Hyper-converged infrastructure and disaster recovery

Hyper-converged infrastructure products merge server, storage and hypervisor in scale-out nodes, so how can functionality in HCI products help deliver disaster recovery?

Hyper-converged infrastructure delivers cost savings through a combination of slimmed-down hardware and greater operational improvements.

The operational benefits of hyper-converged allow organisations to focus on the needs of the application rather than feed the infrastructure beast.

Disaster recovery is a major component of any infrastructure design, including hyper-converged infrastructure.

So, can hyper-converged architecture reduce the impact of implementing disaster recovery?

If so, what features in hyper-converged enable it?

Hyper-converged data protection

Hyper-converged infrastructure provides many capabilities through the scale-out node-based architecture of its products.

Under the hood, storage features like data deduplication and snapshots enable the copying of data in a cluster or between sites. Meanwhile, the implementation of storage is generally hidden from the customer and actions happen at the virtual machine or instance level.

And suppliers are starting to use the public cloud as a target for their systems. VMware, Nutanix and Scale Computing all have cloud operations. This makes sense as third party suppliers have supported virtual machine disaster recovery in the public cloud for some time.

Let’s dig into the detail of exactly what disaster recovery should mean and how hyper-converged infrastructure helps.

Disaster recovery requirements

Disaster recovery describes the process of returning to normal operations after a major incident that can result in downtime for one or more applications. Most disaster recovery incidents occur as a result of the following scenarios:

  • Site loss: A single datacentre suffers a major problem, such as a fire or flood.
  • Equipment loss: Some equipment in a datacentre is damaged.
  • Component failure: A single server or set of devices fails due to hardware issues or power problems.
  • Connectivity failure: Systems are inaccessible to the outside world due to networking problems.

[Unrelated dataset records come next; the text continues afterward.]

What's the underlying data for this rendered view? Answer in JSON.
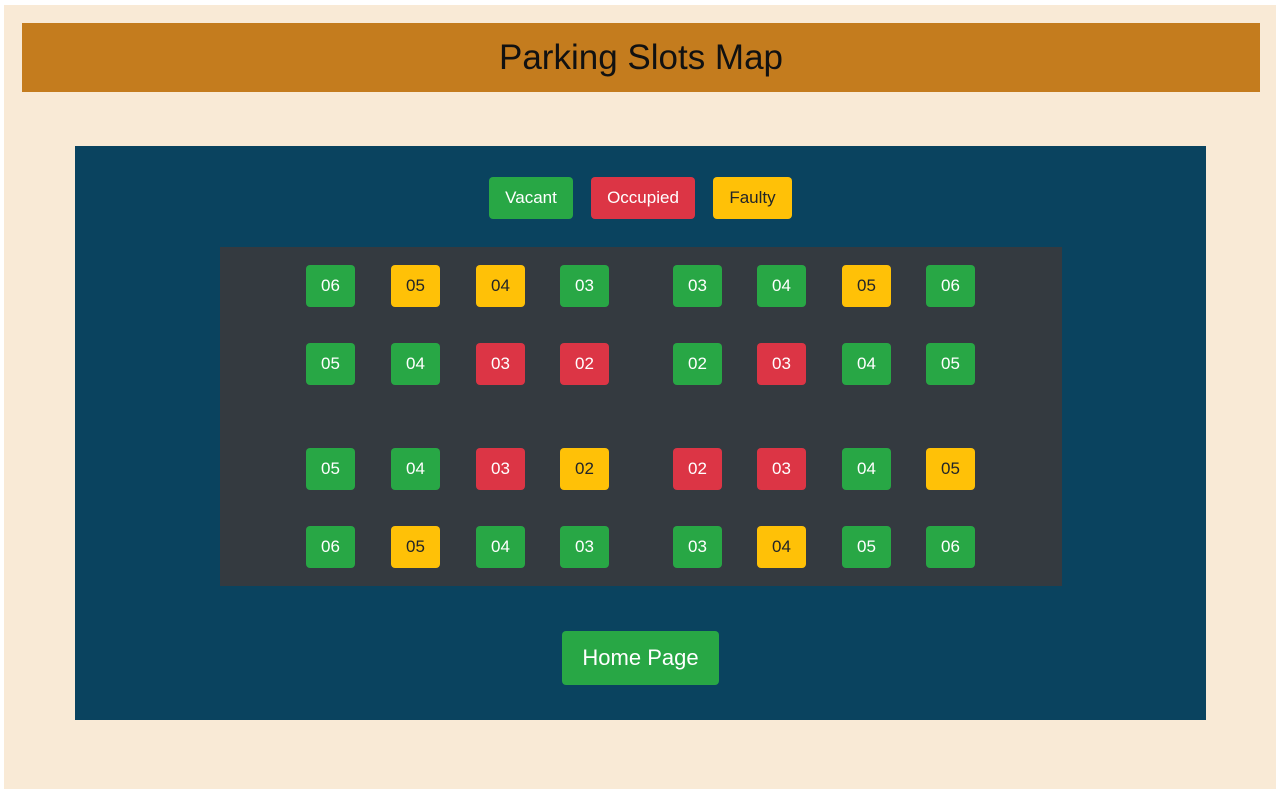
{
  "header": {
    "title": "Parking Slots Map"
  },
  "legend": {
    "vacant": "Vacant",
    "occupied": "Occupied",
    "faulty": "Faulty"
  },
  "colors": {
    "vacant": "#28a745",
    "occupied": "#dc3545",
    "faulty": "#ffc107",
    "header": "#c47c1e",
    "panel": "#0a435f",
    "lot": "#343a40"
  },
  "rows": [
    [
      {
        "label": "06",
        "status": "vacant"
      },
      {
        "label": "05",
        "status": "faulty"
      },
      {
        "label": "04",
        "status": "faulty"
      },
      {
        "label": "03",
        "status": "vacant"
      },
      {
        "label": "03",
        "status": "vacant"
      },
      {
        "label": "04",
        "status": "vacant"
      },
      {
        "label": "05",
        "status": "faulty"
      },
      {
        "label": "06",
        "status": "vacant"
      }
    ],
    [
      {
        "label": "05",
        "status": "vacant"
      },
      {
        "label": "04",
        "status": "vacant"
      },
      {
        "label": "03",
        "status": "occupied"
      },
      {
        "label": "02",
        "status": "occupied"
      },
      {
        "label": "02",
        "status": "vacant"
      },
      {
        "label": "03",
        "status": "occupied"
      },
      {
        "label": "04",
        "status": "vacant"
      },
      {
        "label": "05",
        "status": "vacant"
      }
    ],
    [
      {
        "label": "05",
        "status": "vacant"
      },
      {
        "label": "04",
        "status": "vacant"
      },
      {
        "label": "03",
        "status": "occupied"
      },
      {
        "label": "02",
        "status": "faulty"
      },
      {
        "label": "02",
        "status": "occupied"
      },
      {
        "label": "03",
        "status": "occupied"
      },
      {
        "label": "04",
        "status": "vacant"
      },
      {
        "label": "05",
        "status": "faulty"
      }
    ],
    [
      {
        "label": "06",
        "status": "vacant"
      },
      {
        "label": "05",
        "status": "faulty"
      },
      {
        "label": "04",
        "status": "vacant"
      },
      {
        "label": "03",
        "status": "vacant"
      },
      {
        "label": "03",
        "status": "vacant"
      },
      {
        "label": "04",
        "status": "faulty"
      },
      {
        "label": "05",
        "status": "vacant"
      },
      {
        "label": "06",
        "status": "vacant"
      }
    ]
  ],
  "home_button": "Home Page"
}
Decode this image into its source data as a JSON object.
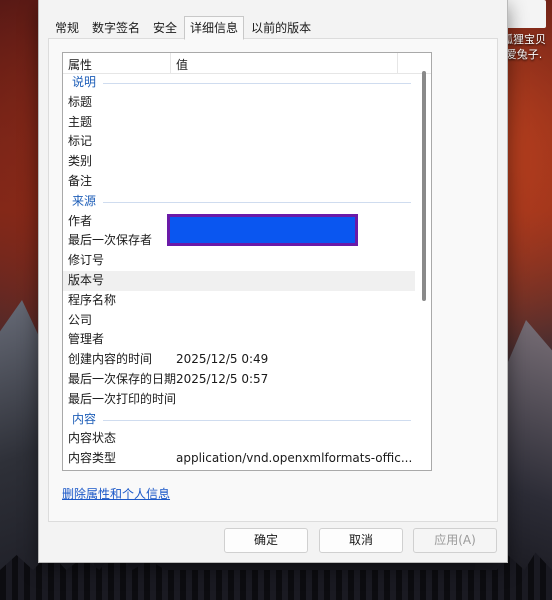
{
  "desktop": {
    "icon_label_line1": "狐狸宝贝",
    "icon_label_line2": "爱兔子."
  },
  "dialog": {
    "tabs": [
      {
        "label": "常规"
      },
      {
        "label": "数字签名"
      },
      {
        "label": "安全"
      },
      {
        "label": "详细信息"
      },
      {
        "label": "以前的版本"
      }
    ],
    "active_tab": "详细信息",
    "columns": {
      "name": "属性",
      "value": "值"
    },
    "rows": [
      {
        "type": "group",
        "name": "说明"
      },
      {
        "type": "prop",
        "name": "标题",
        "value": ""
      },
      {
        "type": "prop",
        "name": "主题",
        "value": ""
      },
      {
        "type": "prop",
        "name": "标记",
        "value": ""
      },
      {
        "type": "prop",
        "name": "类别",
        "value": ""
      },
      {
        "type": "prop",
        "name": "备注",
        "value": ""
      },
      {
        "type": "group",
        "name": "来源"
      },
      {
        "type": "prop",
        "name": "作者",
        "value": ""
      },
      {
        "type": "prop",
        "name": "最后一次保存者",
        "value": ""
      },
      {
        "type": "prop",
        "name": "修订号",
        "value": ""
      },
      {
        "type": "prop",
        "name": "版本号",
        "value": "",
        "highlighted": true
      },
      {
        "type": "prop",
        "name": "程序名称",
        "value": ""
      },
      {
        "type": "prop",
        "name": "公司",
        "value": ""
      },
      {
        "type": "prop",
        "name": "管理者",
        "value": ""
      },
      {
        "type": "prop",
        "name": "创建内容的时间",
        "value": "2025/12/5 0:49"
      },
      {
        "type": "prop",
        "name": "最后一次保存的日期",
        "value": "2025/12/5 0:57"
      },
      {
        "type": "prop",
        "name": "最后一次打印的时间",
        "value": ""
      },
      {
        "type": "group",
        "name": "内容"
      },
      {
        "type": "prop",
        "name": "内容状态",
        "value": ""
      },
      {
        "type": "prop",
        "name": "内容类型",
        "value": "application/vnd.openxmlformats-offic..."
      }
    ],
    "remove_link": "删除属性和个人信息",
    "buttons": {
      "ok": "确定",
      "cancel": "取消",
      "apply": "应用(A)"
    }
  },
  "colors": {
    "redaction_fill": "#0a56f0",
    "redaction_border": "#6a1aa8",
    "group_header": "#1e5eb8",
    "link": "#1b58c8"
  }
}
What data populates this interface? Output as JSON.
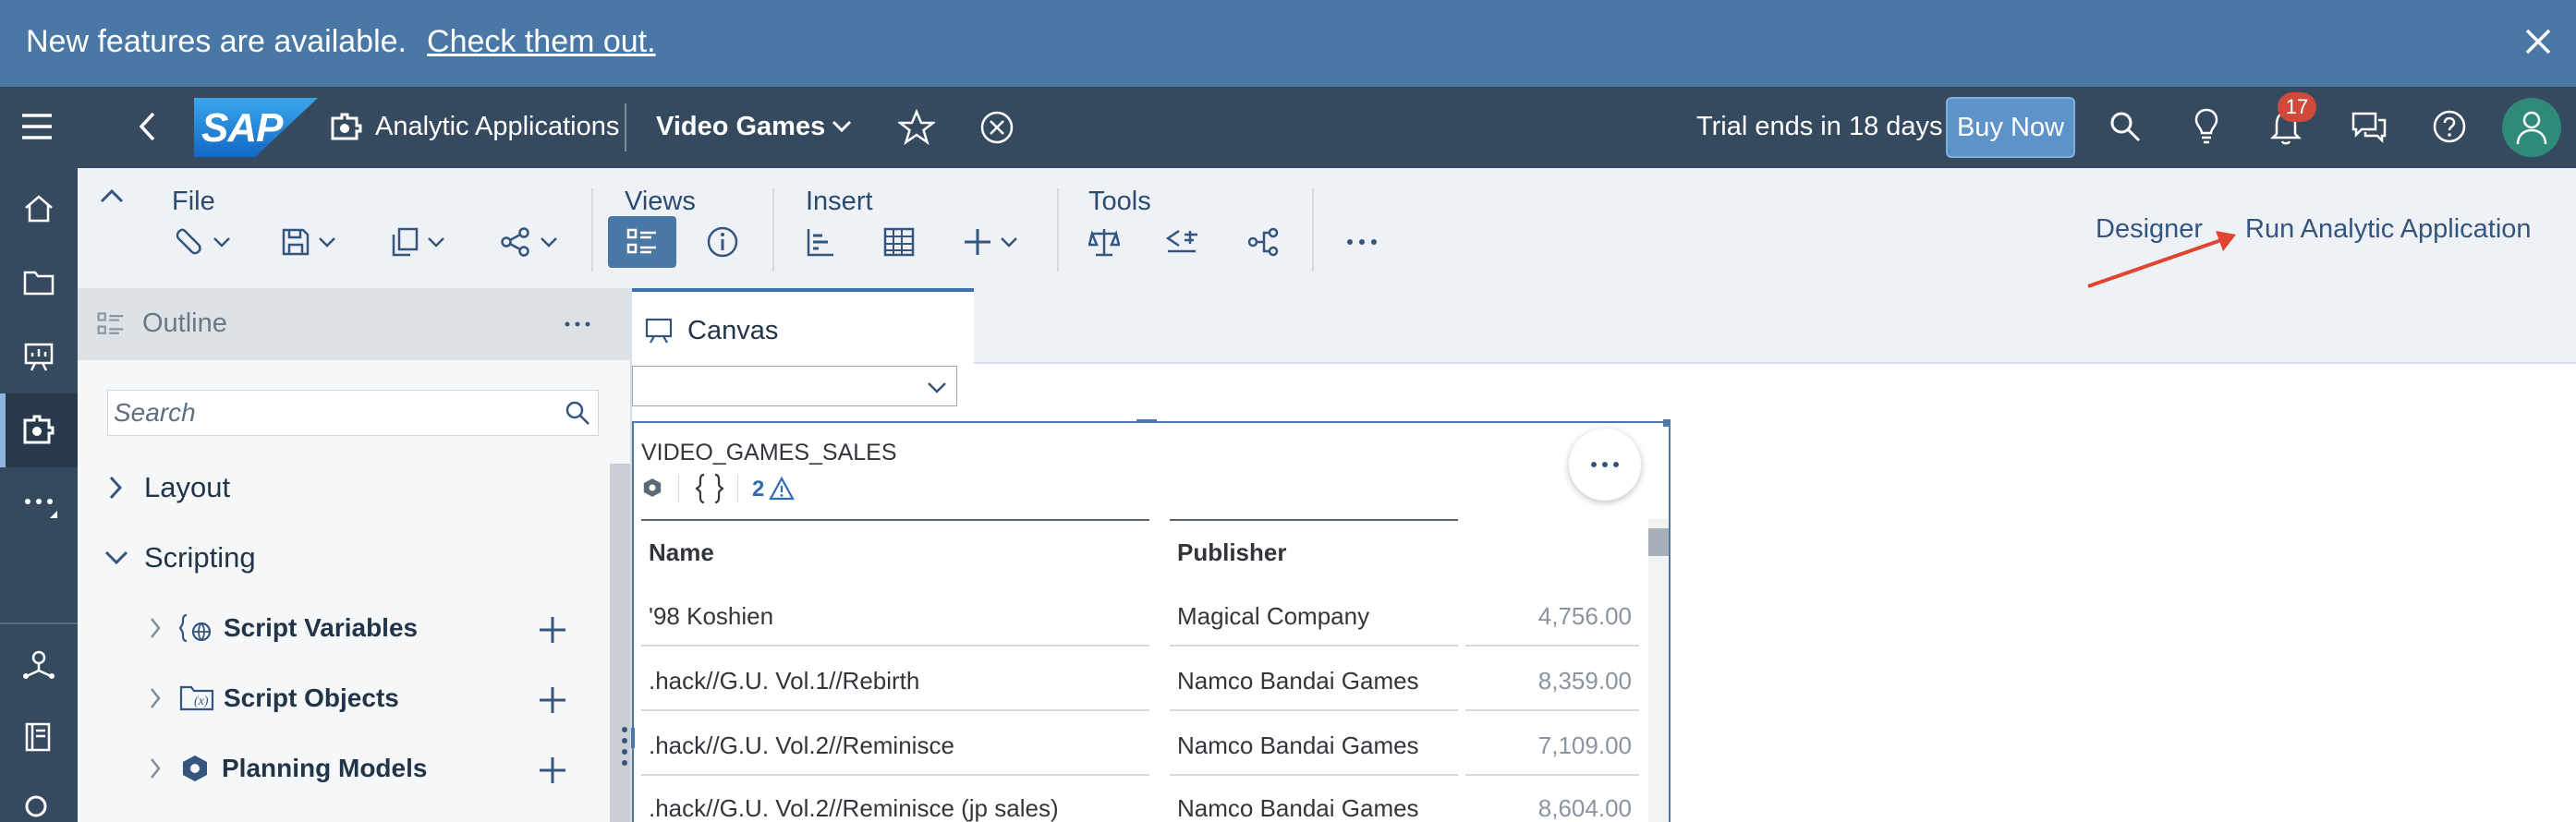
{
  "banner": {
    "message": "New features are available.",
    "link": "Check them out."
  },
  "shell": {
    "logo": "SAP",
    "app_name": "Analytic Applications",
    "doc_title": "Video Games",
    "trial": "Trial ends in 18 days",
    "buy_now": "Buy Now",
    "notification_count": "17"
  },
  "toolbar": {
    "groups": {
      "file": "File",
      "views": "Views",
      "insert": "Insert",
      "tools": "Tools"
    },
    "designer": "Designer",
    "run": "Run Analytic Application"
  },
  "outline": {
    "title": "Outline",
    "search_placeholder": "Search",
    "items": {
      "layout": "Layout",
      "scripting": "Scripting",
      "script_variables": "Script Variables",
      "script_objects": "Script Objects",
      "planning_models": "Planning Models"
    }
  },
  "canvas": {
    "tab": "Canvas",
    "widget": {
      "title": "VIDEO_GAMES_SALES",
      "warnings": "2",
      "columns": [
        "Name",
        "Publisher"
      ],
      "rows": [
        {
          "name": "'98 Koshien",
          "publisher": "Magical Company",
          "value": "4,756.00"
        },
        {
          "name": ".hack//G.U. Vol.1//Rebirth",
          "publisher": "Namco Bandai Games",
          "value": "8,359.00"
        },
        {
          "name": ".hack//G.U. Vol.2//Reminisce",
          "publisher": "Namco Bandai Games",
          "value": "7,109.00"
        },
        {
          "name": ".hack//G.U. Vol.2//Reminisce (jp sales)",
          "publisher": "Namco Bandai Games",
          "value": "8,604.00"
        }
      ]
    }
  },
  "colors": {
    "banner": "#4a78a6",
    "shell": "#354a5f",
    "accent": "#3b73b0",
    "annotation_arrow": "#e0452f"
  }
}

Disaster recovery is typically part of a wider strategy of business continuity, with specific recovery times and recovery points dictated by cost and application requirements.

Historically, implementing disaster recovery has meant deploying redundant equipment, usually at a backup site. For fast recovery, this means incurring the expense of secondary storage arrays and standby servers.

Hyper-converged disaster recovery features

As we look at how hyper-converged can help in disaster recovery, it’s worth recapping some of the features hyper-converged solutions offer.

Typically, hyper-converged is implemented across multiple servers or nodes that collapse traditionally separate storage, server and virtualisation software into a single scale-out architecture. 

This scale-out capability enables IT departments to grow the infrastructure with much finer granularity; in many cases a single node at a time. It also allows workloads to be distributed across nodes, providing resiliency in the event of hardware failure.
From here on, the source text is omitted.